The system does not work because politicians have a vested interest in underestimating the costs of their favorite schemes, and because government managers are rarely fired or otherwise penalized for misspending the taxpayers’ money. Last month, 46 percent of the officials of AmeriCorp were given bonuses, even though some of the officials receiving the bonuses were responsible for illegally overspending the agency’s budget by $64 million. What kind of message does that send?

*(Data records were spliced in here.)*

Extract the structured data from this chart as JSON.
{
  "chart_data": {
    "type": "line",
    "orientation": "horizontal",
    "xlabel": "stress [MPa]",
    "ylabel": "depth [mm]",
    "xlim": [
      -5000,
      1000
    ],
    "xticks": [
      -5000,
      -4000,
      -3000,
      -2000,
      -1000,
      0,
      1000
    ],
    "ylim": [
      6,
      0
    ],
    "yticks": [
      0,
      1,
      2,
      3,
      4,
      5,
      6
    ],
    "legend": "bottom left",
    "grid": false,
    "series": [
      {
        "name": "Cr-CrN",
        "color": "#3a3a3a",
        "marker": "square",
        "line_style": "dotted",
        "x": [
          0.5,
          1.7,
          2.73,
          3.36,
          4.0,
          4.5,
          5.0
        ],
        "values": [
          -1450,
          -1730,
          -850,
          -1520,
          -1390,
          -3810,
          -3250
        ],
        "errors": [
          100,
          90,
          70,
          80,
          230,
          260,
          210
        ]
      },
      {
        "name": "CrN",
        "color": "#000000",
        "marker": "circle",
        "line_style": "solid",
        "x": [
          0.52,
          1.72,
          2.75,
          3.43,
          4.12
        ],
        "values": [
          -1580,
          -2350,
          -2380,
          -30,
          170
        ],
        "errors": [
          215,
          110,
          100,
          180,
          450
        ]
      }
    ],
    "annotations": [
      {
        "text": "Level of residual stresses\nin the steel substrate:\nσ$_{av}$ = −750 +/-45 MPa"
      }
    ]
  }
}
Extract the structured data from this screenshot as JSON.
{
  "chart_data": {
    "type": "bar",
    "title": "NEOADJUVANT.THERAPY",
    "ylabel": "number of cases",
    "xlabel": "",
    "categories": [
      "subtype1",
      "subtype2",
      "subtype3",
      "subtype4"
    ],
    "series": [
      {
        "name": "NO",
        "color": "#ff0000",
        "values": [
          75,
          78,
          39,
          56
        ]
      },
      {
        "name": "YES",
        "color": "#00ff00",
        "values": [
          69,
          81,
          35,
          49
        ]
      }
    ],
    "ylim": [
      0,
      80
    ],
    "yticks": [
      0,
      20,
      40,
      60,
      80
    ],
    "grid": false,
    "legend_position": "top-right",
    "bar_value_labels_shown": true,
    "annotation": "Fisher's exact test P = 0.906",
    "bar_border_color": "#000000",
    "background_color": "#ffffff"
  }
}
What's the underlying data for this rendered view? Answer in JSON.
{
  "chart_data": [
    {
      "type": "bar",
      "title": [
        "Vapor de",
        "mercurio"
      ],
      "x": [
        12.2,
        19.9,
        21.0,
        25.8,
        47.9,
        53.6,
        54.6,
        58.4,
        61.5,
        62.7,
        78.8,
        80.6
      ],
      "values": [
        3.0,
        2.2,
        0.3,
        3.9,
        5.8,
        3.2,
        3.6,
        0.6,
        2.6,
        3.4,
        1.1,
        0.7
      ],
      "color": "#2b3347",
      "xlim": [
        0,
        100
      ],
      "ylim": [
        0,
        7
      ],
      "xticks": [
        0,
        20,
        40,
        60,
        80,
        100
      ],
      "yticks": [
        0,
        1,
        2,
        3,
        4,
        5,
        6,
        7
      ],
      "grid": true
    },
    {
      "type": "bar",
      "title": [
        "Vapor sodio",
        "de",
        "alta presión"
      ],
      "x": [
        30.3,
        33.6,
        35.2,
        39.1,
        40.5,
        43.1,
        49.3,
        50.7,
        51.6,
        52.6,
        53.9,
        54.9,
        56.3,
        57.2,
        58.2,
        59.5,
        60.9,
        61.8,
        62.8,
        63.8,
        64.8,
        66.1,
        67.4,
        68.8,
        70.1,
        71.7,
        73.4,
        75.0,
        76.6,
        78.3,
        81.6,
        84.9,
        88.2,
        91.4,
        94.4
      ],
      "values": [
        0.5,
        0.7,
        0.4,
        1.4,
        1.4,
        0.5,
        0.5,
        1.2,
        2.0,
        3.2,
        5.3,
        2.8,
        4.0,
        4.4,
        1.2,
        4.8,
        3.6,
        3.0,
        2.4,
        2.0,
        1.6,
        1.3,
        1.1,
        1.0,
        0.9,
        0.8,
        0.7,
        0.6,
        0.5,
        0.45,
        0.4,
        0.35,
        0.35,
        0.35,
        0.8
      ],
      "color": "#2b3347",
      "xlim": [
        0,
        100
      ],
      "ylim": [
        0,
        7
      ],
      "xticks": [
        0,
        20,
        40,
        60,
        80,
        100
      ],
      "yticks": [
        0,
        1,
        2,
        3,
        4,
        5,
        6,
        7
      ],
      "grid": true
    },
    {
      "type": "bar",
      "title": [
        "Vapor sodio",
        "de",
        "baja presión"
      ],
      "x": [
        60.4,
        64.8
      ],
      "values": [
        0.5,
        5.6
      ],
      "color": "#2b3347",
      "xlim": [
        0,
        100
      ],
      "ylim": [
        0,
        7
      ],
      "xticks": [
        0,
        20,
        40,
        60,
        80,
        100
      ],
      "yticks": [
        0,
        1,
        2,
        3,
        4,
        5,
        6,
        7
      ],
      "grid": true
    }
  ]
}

Congress endlessly fails in its oversight responsibilities to protect the taxpayers. As an example, there is a multinational organization called the OECD (Organization for Economic Cooperation and Development). It is based in Paris and supposed to promote global economic development and provide economic data. In recent years, part of it has been “captured” by the French bureaucracy which has resulted in the OECD fighting tax competition and promoting higher taxes on capital. Hence it is now doing the opposite of what it was set up to do, yet the U.S. still pays a quarter of its $200 million a year budget. Neither senior administration officials nor the Congress has paid attention to what is going on with the OECD, while the government bureaucrats love being wined and dined at the meetings in Paris.

The Congress set up the General Accounting Office (GAO) that is supposed to report on financial compliance by government agencies. The GAO reports that year after year many government agencies have inadequate financial controls (even the Internal Revenue Service for many years failed its audit), but little is done and few are fired. Inspectors general (IG) were created for many government departments to make sure the money was wisely spent and program goals were met. But again, massive waste, fraud and abuse continue because the IGs have little power, and Congress fails its oversight responsibilities.

What is to be done? After the recent corporate scandals, the SEC started requiring corporate CEOs and chief financial officers to personally sign and attest to the accuracy of the financial statements under penalty of fine or jail. This program should be extended to government officials, with the same penalties for improper financial or program results’ reporting. In addition, Congress should put a freeze on the budget for any government agency or grantee that fails to provide proper financial and program audits.

Of course, as students of “public choice” economics have long known, the only lasting solution is to keep the size of government to the minimum, which has the benefit of protecting both our pocketbooks and liberties.

Richard W. Rahn is a senior fellow of the Discovery Institute and an adjunct scholar of the Cato Institute.